I may write this up properly soon: when is a hack not a hack? The UK’s border security seems perfectly capable of falling over without any outside help.
And finally…we need to talk about…Jack?
I wrote a few weeks ago on my scepticism about Bluesky, and I’m already feeling vindicated. Back then, my Twitter feed was half people tweeting about how wonderful it was over there, and half people trying to beg for invitations.
I haven’t seen either type of post for ten days or so. Perhaps it’s because they’re all now on Bluesky and feel no need to return to Twitter, but…I doubt it. My feed is no quieter than it was back then.
But perhaps more significantly, I am wondering whether there is something in the billionaire psyche that cannot bear losing the spotlight. Before Elon Musk, Twitter already had a weirdo billionaire owner with bizarre habits and other companies that he should be running – its co-founder Jack Dorsey.
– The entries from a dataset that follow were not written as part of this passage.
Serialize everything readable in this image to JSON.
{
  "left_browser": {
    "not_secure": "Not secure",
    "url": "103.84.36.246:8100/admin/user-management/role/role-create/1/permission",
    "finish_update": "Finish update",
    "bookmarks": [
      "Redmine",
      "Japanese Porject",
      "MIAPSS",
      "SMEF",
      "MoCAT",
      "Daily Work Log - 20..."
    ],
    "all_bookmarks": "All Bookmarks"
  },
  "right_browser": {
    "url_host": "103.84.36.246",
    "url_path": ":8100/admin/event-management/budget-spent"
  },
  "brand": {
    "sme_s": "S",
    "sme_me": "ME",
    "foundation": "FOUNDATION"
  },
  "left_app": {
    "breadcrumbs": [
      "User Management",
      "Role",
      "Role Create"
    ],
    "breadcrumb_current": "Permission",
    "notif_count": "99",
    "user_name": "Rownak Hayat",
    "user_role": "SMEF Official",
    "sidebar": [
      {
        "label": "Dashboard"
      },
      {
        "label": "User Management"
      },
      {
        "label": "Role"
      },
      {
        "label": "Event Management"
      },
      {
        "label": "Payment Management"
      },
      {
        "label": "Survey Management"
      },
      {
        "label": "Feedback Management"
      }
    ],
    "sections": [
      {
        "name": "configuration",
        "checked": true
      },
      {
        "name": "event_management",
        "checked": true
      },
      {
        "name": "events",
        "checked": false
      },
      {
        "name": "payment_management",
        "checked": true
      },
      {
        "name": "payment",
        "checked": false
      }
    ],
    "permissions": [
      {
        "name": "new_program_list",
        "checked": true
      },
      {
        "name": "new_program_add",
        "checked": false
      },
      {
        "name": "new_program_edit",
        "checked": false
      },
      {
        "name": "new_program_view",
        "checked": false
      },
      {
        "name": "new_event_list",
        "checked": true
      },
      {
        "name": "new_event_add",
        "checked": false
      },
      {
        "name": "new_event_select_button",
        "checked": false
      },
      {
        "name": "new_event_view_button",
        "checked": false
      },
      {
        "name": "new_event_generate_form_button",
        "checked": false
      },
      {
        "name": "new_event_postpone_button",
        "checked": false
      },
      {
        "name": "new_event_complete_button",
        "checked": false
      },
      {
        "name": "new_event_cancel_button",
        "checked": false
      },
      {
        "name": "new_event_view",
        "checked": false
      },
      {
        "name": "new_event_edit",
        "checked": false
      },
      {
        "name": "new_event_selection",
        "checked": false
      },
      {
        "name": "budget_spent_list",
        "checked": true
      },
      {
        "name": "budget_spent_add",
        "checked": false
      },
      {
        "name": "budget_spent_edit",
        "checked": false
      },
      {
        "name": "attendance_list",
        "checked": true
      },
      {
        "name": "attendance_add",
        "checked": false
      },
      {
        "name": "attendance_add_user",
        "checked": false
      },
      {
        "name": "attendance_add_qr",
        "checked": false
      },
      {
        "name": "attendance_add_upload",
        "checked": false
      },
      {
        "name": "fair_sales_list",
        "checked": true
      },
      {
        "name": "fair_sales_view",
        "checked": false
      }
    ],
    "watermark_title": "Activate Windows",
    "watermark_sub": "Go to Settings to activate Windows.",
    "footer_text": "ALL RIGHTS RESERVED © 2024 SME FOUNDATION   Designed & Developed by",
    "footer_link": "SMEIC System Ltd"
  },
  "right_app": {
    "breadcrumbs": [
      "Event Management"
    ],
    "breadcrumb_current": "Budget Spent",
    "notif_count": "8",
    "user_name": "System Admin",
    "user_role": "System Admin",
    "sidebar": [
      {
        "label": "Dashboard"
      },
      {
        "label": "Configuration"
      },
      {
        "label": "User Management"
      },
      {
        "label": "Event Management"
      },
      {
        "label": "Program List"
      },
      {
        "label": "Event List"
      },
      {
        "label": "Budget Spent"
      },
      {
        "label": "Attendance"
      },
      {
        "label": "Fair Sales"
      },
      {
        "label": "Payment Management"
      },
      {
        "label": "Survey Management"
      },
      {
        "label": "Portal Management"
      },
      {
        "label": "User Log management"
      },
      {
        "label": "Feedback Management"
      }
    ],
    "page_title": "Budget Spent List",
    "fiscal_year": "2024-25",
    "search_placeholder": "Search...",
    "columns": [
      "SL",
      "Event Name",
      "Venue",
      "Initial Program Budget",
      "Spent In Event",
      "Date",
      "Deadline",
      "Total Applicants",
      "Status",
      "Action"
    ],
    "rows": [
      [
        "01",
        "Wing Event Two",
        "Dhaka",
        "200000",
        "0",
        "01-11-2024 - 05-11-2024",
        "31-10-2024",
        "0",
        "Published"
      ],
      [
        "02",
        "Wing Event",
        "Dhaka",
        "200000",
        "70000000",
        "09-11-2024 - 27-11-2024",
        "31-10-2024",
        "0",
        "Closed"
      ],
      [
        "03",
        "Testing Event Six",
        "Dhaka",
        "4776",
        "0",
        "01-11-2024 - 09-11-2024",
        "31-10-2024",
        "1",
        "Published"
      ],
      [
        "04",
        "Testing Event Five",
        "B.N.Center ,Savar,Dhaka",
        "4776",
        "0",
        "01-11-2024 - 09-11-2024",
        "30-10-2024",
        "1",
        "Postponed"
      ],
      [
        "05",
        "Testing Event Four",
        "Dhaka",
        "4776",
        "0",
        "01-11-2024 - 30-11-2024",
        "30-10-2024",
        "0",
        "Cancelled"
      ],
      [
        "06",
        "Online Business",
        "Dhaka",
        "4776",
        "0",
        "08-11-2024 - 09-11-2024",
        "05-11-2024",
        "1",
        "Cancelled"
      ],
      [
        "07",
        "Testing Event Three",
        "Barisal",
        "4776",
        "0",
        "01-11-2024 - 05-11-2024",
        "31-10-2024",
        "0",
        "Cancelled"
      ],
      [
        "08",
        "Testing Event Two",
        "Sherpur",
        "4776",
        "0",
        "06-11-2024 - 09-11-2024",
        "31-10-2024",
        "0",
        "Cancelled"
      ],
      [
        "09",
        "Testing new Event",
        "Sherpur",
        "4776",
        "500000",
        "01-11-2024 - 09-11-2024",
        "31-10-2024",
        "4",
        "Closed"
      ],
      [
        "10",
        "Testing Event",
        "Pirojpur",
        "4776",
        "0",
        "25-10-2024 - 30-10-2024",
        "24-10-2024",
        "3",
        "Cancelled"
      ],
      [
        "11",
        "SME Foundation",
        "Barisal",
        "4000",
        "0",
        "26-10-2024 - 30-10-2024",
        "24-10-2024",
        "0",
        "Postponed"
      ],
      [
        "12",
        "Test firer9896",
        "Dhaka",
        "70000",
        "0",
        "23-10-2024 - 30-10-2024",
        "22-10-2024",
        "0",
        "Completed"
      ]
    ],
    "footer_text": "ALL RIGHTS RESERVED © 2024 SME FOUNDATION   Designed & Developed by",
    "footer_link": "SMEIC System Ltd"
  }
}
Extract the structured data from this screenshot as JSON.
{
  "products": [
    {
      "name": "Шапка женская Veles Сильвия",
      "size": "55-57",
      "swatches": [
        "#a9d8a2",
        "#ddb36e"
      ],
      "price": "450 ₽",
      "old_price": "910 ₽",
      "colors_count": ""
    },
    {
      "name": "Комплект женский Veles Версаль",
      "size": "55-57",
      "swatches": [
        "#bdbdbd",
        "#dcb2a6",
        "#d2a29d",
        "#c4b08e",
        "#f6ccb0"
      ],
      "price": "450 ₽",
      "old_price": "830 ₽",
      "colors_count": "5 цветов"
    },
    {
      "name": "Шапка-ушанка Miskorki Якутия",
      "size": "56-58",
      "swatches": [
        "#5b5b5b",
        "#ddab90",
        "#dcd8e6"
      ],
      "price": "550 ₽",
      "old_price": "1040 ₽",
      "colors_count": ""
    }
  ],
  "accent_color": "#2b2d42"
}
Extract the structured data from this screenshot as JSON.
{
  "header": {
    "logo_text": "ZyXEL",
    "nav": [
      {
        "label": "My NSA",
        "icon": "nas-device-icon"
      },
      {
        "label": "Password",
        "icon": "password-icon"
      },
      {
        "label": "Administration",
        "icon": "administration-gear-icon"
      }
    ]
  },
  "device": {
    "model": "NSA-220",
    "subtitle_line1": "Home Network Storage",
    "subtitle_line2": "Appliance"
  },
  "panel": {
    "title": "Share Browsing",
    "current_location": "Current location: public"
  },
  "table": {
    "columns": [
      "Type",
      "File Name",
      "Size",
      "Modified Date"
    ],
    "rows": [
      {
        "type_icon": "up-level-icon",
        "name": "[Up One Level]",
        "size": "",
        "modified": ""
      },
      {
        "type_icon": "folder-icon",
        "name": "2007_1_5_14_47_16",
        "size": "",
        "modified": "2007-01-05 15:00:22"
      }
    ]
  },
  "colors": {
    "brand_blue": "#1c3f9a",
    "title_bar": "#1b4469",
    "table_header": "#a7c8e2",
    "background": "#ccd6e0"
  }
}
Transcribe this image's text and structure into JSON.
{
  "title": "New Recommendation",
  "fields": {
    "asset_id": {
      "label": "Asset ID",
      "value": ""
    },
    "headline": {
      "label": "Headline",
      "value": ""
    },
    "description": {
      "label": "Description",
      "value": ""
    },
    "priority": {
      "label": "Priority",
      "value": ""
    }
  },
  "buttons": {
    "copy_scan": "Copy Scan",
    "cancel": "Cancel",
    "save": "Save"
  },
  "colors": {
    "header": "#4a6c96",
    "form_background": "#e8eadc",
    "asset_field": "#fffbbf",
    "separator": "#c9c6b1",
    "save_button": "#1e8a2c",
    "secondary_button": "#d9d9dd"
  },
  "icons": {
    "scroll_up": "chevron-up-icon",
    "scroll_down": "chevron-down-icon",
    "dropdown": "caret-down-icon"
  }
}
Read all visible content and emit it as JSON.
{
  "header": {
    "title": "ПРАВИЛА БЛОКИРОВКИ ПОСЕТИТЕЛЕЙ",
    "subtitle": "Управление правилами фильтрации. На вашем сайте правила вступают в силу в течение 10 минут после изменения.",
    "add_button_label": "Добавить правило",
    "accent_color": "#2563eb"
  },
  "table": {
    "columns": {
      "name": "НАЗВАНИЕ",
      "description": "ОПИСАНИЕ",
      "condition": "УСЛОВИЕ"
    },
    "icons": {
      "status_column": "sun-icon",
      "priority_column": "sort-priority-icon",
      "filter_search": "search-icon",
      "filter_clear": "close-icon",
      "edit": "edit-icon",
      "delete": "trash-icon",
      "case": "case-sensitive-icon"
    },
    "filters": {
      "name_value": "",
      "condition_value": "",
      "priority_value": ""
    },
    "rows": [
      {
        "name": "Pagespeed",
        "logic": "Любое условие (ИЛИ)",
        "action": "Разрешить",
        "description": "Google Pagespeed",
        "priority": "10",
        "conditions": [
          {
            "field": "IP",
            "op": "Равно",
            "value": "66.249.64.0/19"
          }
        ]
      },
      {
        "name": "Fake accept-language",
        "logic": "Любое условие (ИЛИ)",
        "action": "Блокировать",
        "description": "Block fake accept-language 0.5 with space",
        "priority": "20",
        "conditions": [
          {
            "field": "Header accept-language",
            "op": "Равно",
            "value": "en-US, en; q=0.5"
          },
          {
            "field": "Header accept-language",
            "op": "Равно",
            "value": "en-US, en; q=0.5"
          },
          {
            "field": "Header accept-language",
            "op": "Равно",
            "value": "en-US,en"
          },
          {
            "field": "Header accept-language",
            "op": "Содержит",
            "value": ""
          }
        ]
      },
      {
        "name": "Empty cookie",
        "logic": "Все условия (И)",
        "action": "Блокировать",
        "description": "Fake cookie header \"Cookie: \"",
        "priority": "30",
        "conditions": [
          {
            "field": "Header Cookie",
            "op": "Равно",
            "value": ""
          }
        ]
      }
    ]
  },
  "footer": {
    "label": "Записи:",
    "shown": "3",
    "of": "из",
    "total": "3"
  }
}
Dorsey is also by default a founder of Bluesky, which was spun off from Twitter some time before the Musk takeover. But Dorsey has decided to use Twitter as the platform from which to launch a series of bizarre and conspiratorial tweets. These have included “splinter the CIA, NSA, and FBI into a thousand pieces and scatter them into the winds”, “America has a problem”, and “Whoever controls the media controls the mind”.
Profound stuff, I say with a heavy eyeroll. Other than an I-told-you-so for my warning about putting too much trust in a Dorsey project – and a plug for my “why does no-one think they’re in charge” piece for the New European – I am mainly struck with one thought. Can billionaires just… not? Everything is tiring enough already. Hereby, I launch my campaign: Make Billionaires Sane Again. I hope for your support.